ケリー被告は「裏報酬の仕組み支えた」 ゴーン事件公判で検察指摘

カルロス・ゴーン被告(ロイター=共同)、グレゴリー・ケリー被告
カルロス・ゴーン被告(ロイター=共同)、グレゴリー・ケリー被告

日産自動車元会長、カルロス・ゴーン被告(67)=会社法違反罪などで起訴=の役員報酬を過少に記載したとして、金融商品取引法違反罪に問われた同社元代表取締役、グレゴリー・ケリー被告(65)の論告求刑公判が29日、東京地裁(下津健司裁判長)で開かれた。検察側はケリー被告の役割について「ゴーン被告に支払う『裏報酬』の仕組みを支えた」などと指摘した。求刑は午後に言い渡される見通し。
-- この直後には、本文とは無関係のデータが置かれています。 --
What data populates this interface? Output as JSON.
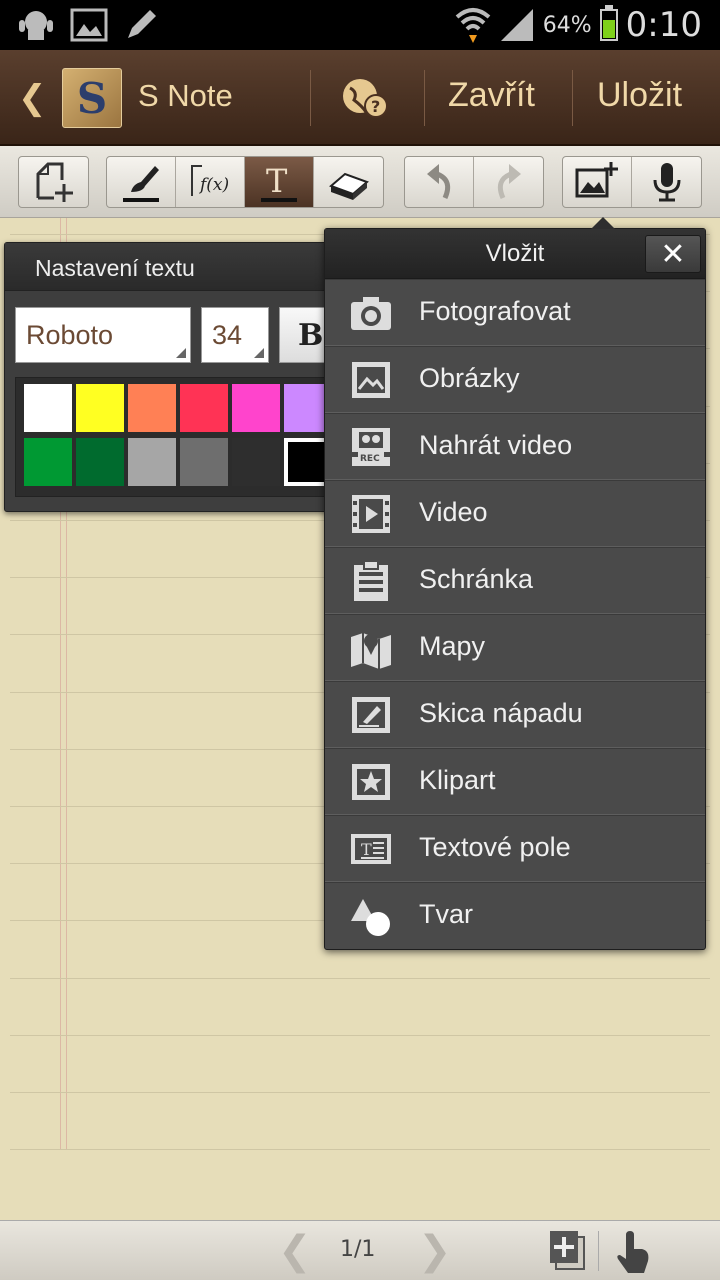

ゴーン被告は、保釈後の令和元年末にレバノンに逃亡。帰国するめどは立っておらず、ゴーン被告の報酬不正事件をめぐる公判は「主役不在」のまま審理が進められてきた。

起訴状などによると、ケリー被告はゴーン被告と共謀し、平成22~29年度のゴーン被告の役員報酬が計約170億円だったのに有価証券報告書には計約91億円少なく記載したとされる。